In this informal setting, most presenters would “wing it”. Start a pitch in a conversational, improvised way, and see where it takes you.

I would recommend to do the opposite. Have a super tight, very short story, completely engrained in your mind. It is super-scripted, 100% the same in every meeting, and hits exactly the points you want to hit, in the right order. You have practiced and used the script so many times, that you can deliver it jet lagged, distracted without thinking, and most importantly, sounding completely non-scripted. It may sound strange, but the more you practice delivering a these short pitches, the more natural they sound.

As the story goes on auto pilot, you are sure that your messages get delivered, and your brain can focus on reading body language, and connecting with your meeting guests in pre- and post small talk. And remember, in these short meetings, your objective is to get to the next interaction, rather than landing the whole deal.

·Investor presentation

"I won't invest, but am willing to help..."

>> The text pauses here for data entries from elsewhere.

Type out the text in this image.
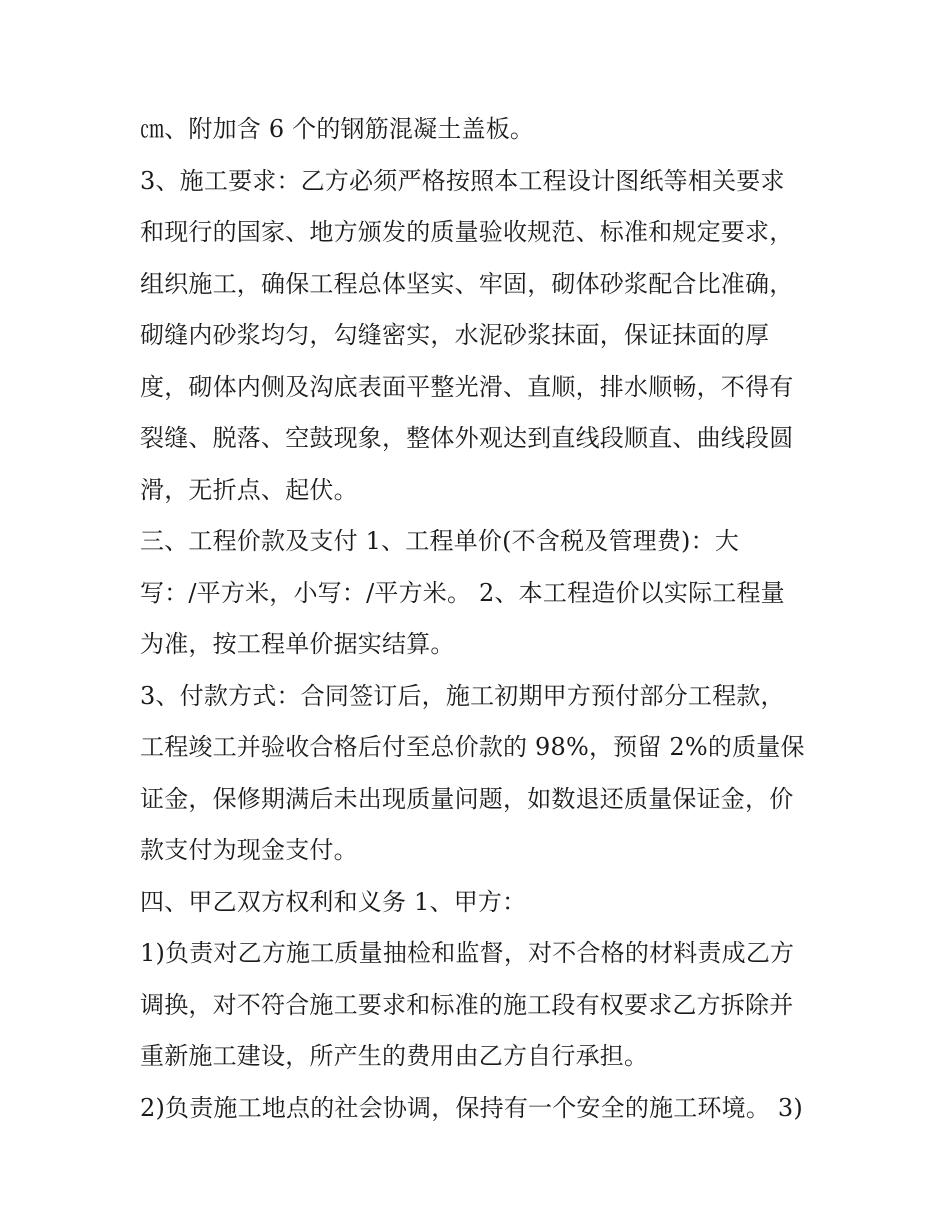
㎝、附加含 6 个的钢筋混凝土盖板。
3、施工要求：乙方必须严格按照本工程设计图纸等相关要求
和现行的国家、地方颁发的质量验收规范、标准和规定要求，
组织施工，确保工程总体坚实、牢固，砌体砂浆配合比准确，
砌缝内砂浆均匀，勾缝密实，水泥砂浆抹面，保证抹面的厚
度，砌体内侧及沟底表面平整光滑、直顺，排水顺畅，不得有
裂缝、脱落、空鼓现象，整体外观达到直线段顺直、曲线段圆
滑，无折点、起伏。
三、工程价款及支付 1、工程单价(不含税及管理费)：大
写：/平方米，小写：/平方米。 2、本工程造价以实际工程量
为准，按工程单价据实结算。
3、付款方式：合同签订后，施工初期甲方预付部分工程款，
工程竣工并验收合格后付至总价款的 98%，预留 2%的质量保
证金，保修期满后未出现质量问题，如数退还质量保证金，价
款支付为现金支付。
四、甲乙双方权利和义务 1、甲方：
1)负责对乙方施工质量抽检和监督，对不合格的材料责成乙方
调换，对不符合施工要求和标准的施工段有权要求乙方拆除并
重新施工建设，所产生的费用由乙方自行承担。
2)负责施工地点的社会协调，保持有一个安全的施工环境。 3)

In some cases, an investor might take a meeting or call with zero chance of investing. The investor liked you, the investor is returning a favor to a friend….

The opening sentence of the meeting is likely just that: ‘Zero percent chance that I will invest” followed by a pretty good reason “You are a medical device company, and I only invest in drugs”.

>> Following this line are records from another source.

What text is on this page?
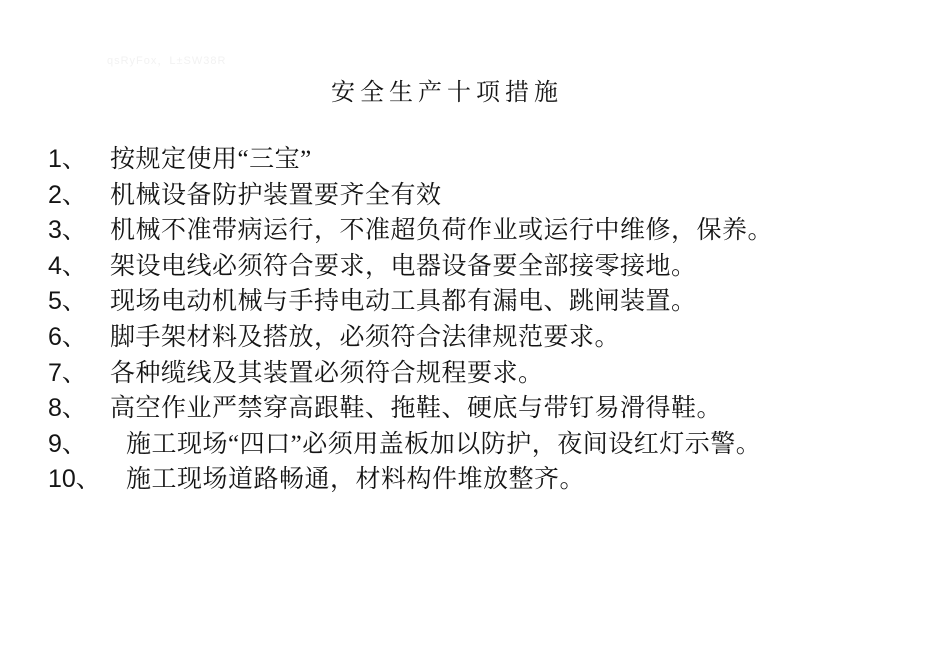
qsRyFox，L±SW38R
安全生产十项措施
1、 按规定使用“三宝”
2、 机械设备防护装置要齐全有效
3、 机械不准带病运行，不准超负荷作业或运行中维修，保养。
4、 架设电线必须符合要求，电器设备要全部接零接地。
5、 现场电动机械与手持电动工具都有漏电、跳闸装置。
6、 脚手架材料及搭放，必须符合法律规范要求。
7、 各种缆线及其装置必须符合规程要求。
8、 高空作业严禁穿高跟鞋、拖鞋、硬底与带钉易滑得鞋。
9、	施工现场“四口”必须用盖板加以防护，夜间设红灯示警。
10、	施工现场道路畅通，材料构件堆放整齐。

After such an opening, some startups might still try. The result: still no investment, and an investor who is slightly annoyed and cuts the meeting short.

It is better to change objective, and see where this person could actually be helpful.

·Investor presentation

If it does not fit on a page, it is not good

Celebrity investors often joke that if your pitch cannot fit into a napkin, the pitch must be bad. This is feedback from a super famous investor, who receives dozens of pitches each day, gets pitched everywhere she goes. Yes, if you happen to bump into this investor in the corridor, launch into a 30 minute pitch and get cut off after 45 seconds, you are probably not good at adjusting the pitch to the environment you are in.

Each presentation setting is different. If you meet the celebrity investor’s team in a follow up meeting, and you give a super high level, superficial pitch that is over in 1 minute, you will not have scored many points to get you to meeting 3….

·Investor presentation

The one with the orange shirt

In big conferences you see a lot of presentations, and meet a lot of people, and it can be hard to be remembered after a quick corridor chat. For each conversation try to remember something unusual or memorable that happened. “I was the one that pointed you to a local vintage guitar shop”.